Es zählen nur noch Ergebnisse. Innovative, globale Wertschöpfungsketten sind nur noch interessant für Hersteller – deren Aufgabe ist es, attraktive Pakete zu schnüren, welche die Kunden dann kaufen wollen.
Niemand will „Offshore Outsourcing“ kaufen. Kunden wollen Lösungen: Datenbankanbindungen, SAP-Reports, Migrationen von A nach B. Sie wollen es schnell, qualitativ einwandfrei und möglichst günstig. Sie wollen sich nicht in fremde Kulturen einarbeiten, sie können auf verrauschte Telefonkonferenzen rund um den Globus verzichten, sie brauchen auch keine 3,5 Stunden Security-Wartezeit im Indira Gandhi Airport wenn sie mal „ihr Team“ besuchen waren.
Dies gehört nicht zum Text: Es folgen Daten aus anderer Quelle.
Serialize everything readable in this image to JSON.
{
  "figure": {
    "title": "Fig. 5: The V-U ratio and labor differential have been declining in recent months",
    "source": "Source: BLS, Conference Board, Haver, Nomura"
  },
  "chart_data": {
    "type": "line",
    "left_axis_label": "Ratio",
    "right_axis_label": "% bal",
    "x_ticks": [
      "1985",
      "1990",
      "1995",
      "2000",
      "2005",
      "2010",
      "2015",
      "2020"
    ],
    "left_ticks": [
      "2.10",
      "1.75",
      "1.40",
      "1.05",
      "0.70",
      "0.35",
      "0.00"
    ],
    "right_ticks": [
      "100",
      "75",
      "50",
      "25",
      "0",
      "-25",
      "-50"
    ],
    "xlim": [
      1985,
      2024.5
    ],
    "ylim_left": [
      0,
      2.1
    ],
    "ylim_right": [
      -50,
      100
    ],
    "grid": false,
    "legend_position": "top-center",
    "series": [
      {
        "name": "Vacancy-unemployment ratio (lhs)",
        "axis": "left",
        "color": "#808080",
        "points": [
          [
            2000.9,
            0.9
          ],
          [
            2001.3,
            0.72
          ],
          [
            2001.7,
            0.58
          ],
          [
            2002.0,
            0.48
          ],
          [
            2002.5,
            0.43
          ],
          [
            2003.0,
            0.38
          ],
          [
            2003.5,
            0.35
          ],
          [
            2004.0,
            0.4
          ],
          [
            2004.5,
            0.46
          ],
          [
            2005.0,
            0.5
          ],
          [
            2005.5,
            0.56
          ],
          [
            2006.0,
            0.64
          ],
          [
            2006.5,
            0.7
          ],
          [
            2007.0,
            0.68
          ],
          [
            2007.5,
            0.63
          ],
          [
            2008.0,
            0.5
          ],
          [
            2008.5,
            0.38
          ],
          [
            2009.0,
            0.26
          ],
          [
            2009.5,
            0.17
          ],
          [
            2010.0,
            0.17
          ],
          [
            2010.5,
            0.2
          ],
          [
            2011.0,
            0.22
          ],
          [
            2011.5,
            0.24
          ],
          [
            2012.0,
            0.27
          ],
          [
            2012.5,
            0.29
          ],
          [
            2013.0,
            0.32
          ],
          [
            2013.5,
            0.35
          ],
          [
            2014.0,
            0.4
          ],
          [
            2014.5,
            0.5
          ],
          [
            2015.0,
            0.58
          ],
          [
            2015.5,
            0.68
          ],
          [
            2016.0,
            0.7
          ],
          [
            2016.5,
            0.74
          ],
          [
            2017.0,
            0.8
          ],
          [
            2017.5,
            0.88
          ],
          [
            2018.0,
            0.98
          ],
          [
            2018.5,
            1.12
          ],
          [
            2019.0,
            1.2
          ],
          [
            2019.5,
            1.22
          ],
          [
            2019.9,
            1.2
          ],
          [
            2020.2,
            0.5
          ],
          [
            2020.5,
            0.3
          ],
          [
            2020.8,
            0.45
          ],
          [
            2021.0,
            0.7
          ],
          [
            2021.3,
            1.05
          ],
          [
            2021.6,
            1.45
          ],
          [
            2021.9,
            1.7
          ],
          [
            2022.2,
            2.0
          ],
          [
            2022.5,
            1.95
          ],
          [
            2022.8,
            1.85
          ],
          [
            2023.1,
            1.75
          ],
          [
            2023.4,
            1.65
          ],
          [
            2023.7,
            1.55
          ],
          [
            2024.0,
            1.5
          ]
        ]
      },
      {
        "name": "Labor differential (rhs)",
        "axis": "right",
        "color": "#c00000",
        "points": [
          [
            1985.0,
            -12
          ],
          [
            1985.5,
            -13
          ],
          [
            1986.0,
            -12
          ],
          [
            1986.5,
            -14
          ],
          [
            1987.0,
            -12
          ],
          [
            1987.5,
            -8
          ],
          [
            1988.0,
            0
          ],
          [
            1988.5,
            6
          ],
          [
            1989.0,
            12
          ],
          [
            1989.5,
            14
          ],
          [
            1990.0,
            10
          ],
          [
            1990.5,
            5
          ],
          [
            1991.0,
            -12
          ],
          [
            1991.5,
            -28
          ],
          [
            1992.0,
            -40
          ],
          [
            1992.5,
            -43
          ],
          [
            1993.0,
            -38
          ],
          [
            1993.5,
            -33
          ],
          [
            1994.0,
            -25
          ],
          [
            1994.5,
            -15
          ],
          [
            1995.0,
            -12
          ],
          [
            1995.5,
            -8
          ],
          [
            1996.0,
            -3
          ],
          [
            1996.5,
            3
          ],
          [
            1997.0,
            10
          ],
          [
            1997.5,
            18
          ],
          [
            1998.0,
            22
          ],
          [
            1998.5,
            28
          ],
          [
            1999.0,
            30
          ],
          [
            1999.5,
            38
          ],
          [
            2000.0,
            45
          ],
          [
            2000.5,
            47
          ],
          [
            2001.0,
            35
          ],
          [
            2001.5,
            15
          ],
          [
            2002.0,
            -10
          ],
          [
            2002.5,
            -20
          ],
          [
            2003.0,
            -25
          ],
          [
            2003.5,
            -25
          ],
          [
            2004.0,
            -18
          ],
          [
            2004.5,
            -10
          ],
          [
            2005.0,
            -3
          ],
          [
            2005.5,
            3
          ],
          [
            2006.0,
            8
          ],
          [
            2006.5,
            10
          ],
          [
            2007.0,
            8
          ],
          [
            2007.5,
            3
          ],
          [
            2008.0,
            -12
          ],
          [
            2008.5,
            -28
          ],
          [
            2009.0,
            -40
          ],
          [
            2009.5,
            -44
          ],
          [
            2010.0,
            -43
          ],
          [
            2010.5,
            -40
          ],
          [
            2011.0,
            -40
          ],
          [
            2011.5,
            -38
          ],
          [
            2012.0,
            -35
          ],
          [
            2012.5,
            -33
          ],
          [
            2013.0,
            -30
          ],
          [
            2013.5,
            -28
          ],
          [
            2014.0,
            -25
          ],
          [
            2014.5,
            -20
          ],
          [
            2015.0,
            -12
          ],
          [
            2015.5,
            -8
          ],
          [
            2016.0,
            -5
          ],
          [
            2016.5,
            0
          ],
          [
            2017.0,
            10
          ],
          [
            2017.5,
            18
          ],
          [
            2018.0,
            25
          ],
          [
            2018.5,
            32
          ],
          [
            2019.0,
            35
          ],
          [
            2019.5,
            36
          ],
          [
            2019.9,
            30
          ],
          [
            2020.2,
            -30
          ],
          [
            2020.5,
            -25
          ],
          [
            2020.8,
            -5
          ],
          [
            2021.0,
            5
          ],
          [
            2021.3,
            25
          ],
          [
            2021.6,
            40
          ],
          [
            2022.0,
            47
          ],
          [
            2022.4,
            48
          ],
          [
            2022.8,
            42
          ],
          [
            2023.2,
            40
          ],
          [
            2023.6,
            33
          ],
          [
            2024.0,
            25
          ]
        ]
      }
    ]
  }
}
Sie wollen nichts damit zu tun haben.
DAS ist die Zukunft von Offshore Outsourcing.Stellen Sie sich vor, ein asiatischer Betreiber eines Schreibbüros müsste einer deutschen Anwaltskanzlei seine Dienste verkaufen. Er hätte einen schweren Stand, denn die Errungenschaften seiner Branche wären schwer zu vermitteln: Verschlüsselung von Übertragung von diktierten Inhalten über das Internet, Webportale mit Bereichen zum Hinterlegen von Diktaten und Dokumenten, Qualitätssicherung, Datenschutzvereinbarungen, ausgefeilte Trainingscurricula für die Mitarbeiter etc. Der Anwalt möchte einfach nur seinen Schriftsatz, und zwar fehlerfrei, schnell und zu bezahlbaren Kosten.
Wie das en detail funktioniert, interessiert ihn überhaupt nicht. Daher werden solche Dienstleistungen auch nicht an Anwaltskanzleien, sondern an Bürodienstleister verkauft. Airbags (als Teil einer Sicherheits-Gesamtlösung) werden ja auch nicht an Autofahrer verkauft, sondern an Autohersteller. Ein Callcenter in Indien (als Teil eines Service-Pakets für Handies) wird nicht den Handybenutzern verkauft, sondern der Telekom.
Software As A Service (SaaS) ist ein schönes Beispiel: Wen interessiert, wie
Salesforce.com im Hintergrund funktioniert ? Hauptsache, meine Aktivitäten werden zuverlässig verwaltet!
Die CeBIT wird nun nicht völlig auf ihren Offshore Outsourcing Bereich verzichten. Dafür ist das Thema zu wichtig. Aber sie wird nicht mehr ganze Hallen dafür vorsehen, obschon immer wieder innovative Anbieter von Global Sourcing Ideen neue Produkte und alternative Wege für die Branche aufzeigen werden.
Der Fokus der Branche wird sich jedoch von der breiten Masse zu einer stark verdichteten Gemeinde von Global Sourcing Profis verlagern. Auf fokussierten,
hochkarätig besetzten Fachkongressen und
Veranstaltungen werden sich die Macher der Industrie austauschen, werden die asiatischen und osteuropäischen Global Sourcing Anbieter mit den Technologieführeren Europas verhandeln und Angebot und Nachfrage zusammen bringen.